Selbst bei geplanten Demos und den entsprechenden Vorkehrungen der BVG mit Streckenumleitung ist manchmal nicht klar, ob die Demo ihre geplante Strecke beibehält oder ob Demonstrant*innen in andere Richtungen ausströmen. Die Gründe dafür können unterschiedlich sein:
- entweder entscheiden die Anmeldenden bzw. Leitenden der Demo eine spontane Umlegung der geplanten Strecke
- oder die Polizei sorgt für eine Umleitung.
Durch solche Abweichungen können die ausgetüftelten Umleitungen und Planungen unsererseits schon im Vorfeld hinfällig werden. Ist dies der Fall, melden die Verkehrsmeister*innen den neuesten Stand unverzüglich der zuständigen Leitstelle (Omnibus, Straßenbahn oder U-Bahn), damit diese die Neuigkeiten schnellstmöglich dem Kundendialog-Team mitteilt, damit dieses wiederum unsere Mitfahrenden über die Neuerungen nach Nachfrage informieren kann.
Es gibt beliebte Demonstrationsstrecken, die wenig bis keine Ausweichmöglichkeiten bieten. Beispiele hierfür sind unter anderem die Straßen rund um den Mariannenplatz in Kreuzberg oder die Boxhagener Straße, Revaler Straße, Warschauer Straße und die Frankfurter Allee in Friedrichshain. In Neukölln sehr beliebt und bevorzugt ist der Start einer Demo am Hermannplatz und dann über den Kottbusser Damm hinunter bis nach Kreuzberg. Wie auch im Artikel Einsatzplanung erwähnt, können Busse auf bestimmten Strecken aufgrund ihrer Größe und den Straßengegebenheiten nicht fahren. Also sind die Optionen auf Umleitungen oftmals begrenzt und somit kann es durch bestimmte Demonstrationen zeit- oder streckenweise zum Stillstand kommen.

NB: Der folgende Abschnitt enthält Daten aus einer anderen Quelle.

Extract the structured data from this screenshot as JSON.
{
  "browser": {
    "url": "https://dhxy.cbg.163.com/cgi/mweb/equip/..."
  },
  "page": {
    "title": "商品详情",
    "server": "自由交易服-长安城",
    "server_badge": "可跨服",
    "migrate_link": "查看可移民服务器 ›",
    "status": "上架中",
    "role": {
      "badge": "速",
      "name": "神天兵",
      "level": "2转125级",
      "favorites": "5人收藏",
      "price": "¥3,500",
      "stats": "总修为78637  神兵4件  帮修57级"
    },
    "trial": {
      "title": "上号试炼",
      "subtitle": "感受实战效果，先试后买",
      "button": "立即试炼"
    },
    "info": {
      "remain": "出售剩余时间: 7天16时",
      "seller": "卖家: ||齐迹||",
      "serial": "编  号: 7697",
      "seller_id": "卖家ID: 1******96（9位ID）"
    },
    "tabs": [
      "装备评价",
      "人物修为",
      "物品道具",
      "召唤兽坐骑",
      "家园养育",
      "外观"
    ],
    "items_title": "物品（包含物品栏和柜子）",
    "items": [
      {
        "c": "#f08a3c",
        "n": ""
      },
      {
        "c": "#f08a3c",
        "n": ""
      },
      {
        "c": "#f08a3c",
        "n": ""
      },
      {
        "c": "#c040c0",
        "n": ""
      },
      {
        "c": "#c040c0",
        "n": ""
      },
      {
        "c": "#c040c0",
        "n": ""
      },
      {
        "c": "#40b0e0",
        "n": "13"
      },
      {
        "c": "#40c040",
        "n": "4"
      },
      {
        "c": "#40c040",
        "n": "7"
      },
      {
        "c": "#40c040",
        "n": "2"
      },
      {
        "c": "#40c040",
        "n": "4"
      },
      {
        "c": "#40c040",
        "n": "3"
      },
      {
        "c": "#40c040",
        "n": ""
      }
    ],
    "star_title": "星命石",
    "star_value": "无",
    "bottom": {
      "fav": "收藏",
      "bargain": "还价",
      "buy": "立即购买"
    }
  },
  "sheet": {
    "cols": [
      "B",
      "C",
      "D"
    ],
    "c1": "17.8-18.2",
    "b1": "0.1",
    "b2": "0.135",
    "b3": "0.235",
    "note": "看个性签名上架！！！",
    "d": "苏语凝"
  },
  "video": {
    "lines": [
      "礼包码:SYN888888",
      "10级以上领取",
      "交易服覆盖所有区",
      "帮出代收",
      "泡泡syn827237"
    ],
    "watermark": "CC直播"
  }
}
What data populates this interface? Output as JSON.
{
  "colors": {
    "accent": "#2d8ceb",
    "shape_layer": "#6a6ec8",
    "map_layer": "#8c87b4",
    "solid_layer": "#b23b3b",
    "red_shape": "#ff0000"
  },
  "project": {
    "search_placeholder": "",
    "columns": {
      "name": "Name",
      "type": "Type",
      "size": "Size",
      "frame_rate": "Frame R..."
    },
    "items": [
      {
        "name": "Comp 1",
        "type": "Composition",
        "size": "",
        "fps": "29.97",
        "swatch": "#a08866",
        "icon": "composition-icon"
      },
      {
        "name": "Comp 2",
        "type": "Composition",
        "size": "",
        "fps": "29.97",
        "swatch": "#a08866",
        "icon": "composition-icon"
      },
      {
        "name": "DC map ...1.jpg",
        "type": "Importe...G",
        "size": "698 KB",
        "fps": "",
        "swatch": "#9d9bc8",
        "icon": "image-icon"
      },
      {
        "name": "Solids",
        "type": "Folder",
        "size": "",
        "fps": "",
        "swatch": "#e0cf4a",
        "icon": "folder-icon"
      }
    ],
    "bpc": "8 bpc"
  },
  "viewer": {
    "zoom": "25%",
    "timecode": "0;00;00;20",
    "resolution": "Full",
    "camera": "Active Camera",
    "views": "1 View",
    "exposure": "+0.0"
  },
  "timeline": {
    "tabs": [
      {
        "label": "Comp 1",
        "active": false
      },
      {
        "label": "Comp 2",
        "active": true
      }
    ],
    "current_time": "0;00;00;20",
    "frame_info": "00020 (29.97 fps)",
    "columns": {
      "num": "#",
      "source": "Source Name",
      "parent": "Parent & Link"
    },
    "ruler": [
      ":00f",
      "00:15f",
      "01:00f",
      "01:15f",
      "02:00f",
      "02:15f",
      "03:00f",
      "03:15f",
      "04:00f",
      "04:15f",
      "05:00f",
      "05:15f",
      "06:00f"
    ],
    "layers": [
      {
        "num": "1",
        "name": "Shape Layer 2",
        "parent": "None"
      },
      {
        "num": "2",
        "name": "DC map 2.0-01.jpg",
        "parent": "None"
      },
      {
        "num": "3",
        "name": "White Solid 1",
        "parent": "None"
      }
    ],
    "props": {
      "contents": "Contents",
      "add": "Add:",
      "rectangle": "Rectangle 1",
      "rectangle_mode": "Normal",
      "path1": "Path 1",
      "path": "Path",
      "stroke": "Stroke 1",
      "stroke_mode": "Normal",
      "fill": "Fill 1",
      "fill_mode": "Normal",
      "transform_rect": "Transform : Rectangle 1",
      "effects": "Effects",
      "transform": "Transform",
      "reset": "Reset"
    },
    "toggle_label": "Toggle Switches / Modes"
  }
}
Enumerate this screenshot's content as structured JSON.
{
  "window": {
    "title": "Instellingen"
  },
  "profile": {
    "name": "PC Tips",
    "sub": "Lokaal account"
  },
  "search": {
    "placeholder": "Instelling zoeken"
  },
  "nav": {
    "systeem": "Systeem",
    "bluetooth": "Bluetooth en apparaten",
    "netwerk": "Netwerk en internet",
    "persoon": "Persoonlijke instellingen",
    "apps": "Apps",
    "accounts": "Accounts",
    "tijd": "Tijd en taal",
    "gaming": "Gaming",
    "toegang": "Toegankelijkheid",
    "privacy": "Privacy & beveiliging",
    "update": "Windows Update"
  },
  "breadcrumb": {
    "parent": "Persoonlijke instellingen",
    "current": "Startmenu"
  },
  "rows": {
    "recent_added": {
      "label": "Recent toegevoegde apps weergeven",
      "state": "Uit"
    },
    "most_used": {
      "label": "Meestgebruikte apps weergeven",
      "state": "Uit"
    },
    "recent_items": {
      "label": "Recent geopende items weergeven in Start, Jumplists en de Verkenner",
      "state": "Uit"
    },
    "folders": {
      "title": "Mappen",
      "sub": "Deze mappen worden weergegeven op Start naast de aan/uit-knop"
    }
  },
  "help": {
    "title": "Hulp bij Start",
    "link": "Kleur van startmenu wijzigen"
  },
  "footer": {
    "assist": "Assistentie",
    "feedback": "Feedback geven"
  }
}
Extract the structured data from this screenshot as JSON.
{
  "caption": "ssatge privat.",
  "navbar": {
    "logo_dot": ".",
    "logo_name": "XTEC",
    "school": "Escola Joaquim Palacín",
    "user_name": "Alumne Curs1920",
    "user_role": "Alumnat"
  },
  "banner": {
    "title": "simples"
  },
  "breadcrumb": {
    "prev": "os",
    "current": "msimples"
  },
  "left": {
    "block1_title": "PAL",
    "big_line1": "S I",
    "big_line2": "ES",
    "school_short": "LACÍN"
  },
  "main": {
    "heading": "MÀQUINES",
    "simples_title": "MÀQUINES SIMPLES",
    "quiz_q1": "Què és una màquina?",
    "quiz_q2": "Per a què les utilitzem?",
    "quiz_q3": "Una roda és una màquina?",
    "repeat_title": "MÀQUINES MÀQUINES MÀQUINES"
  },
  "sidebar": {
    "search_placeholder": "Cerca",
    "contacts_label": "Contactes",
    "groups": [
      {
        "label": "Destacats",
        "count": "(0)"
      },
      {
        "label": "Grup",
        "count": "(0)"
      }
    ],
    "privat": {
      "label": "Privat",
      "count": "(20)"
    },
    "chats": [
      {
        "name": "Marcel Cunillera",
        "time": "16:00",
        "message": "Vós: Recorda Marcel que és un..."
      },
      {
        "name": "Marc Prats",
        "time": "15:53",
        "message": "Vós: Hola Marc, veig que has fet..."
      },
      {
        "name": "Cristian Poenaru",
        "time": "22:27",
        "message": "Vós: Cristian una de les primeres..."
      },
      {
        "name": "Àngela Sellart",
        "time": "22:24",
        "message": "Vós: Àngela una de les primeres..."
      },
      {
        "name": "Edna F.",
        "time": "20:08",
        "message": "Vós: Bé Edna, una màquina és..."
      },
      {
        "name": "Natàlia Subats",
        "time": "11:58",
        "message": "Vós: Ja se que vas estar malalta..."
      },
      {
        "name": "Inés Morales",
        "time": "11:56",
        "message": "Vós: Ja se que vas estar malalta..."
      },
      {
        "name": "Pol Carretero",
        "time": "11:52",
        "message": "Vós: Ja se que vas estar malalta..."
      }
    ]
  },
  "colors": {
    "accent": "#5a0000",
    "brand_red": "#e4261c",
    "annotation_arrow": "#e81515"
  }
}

Sehr selten, aber hin und wieder auch von Demonstrationen betroffen, ist die U-Bahn. Das U-Bahn-Netz verläuft sowohl unter-, als auch oberirdisch im eigenen System und sollte somit eigentlich nicht von Demonstrationen beeinträchtigt sein. Nun kommt es jedoch vor, dass die Route einer Demonstration an U-Bahneingängen sowie -ausgängen verläuft und die Polizei diese dann absperrt. In diesen Fällen ist für einen begrenzten Zeitraum dann kein Zugang zu den U-Bahnen gewährleistet und Mitfahrende können die Züge für den Moment nicht wie gewohnt nutzen.
Fazit
Motiviert, wie ein Großteil der Demonstrant*innen auch, versuchen wir als BVG uns nicht einfach mit dem Ist-Zustand zufriedenzugeben. Auch wir haben eine Mission! Und zwar unsere Mitfahrenden sicher und pünktlich von A nach B zu bringen. Auch wenn dies öfter aufgrund von nicht zu beeinflussenden Faktoren schwierig ist, gehen auch wir auf die Straßen und geben unser Bestes – Tag für Tag.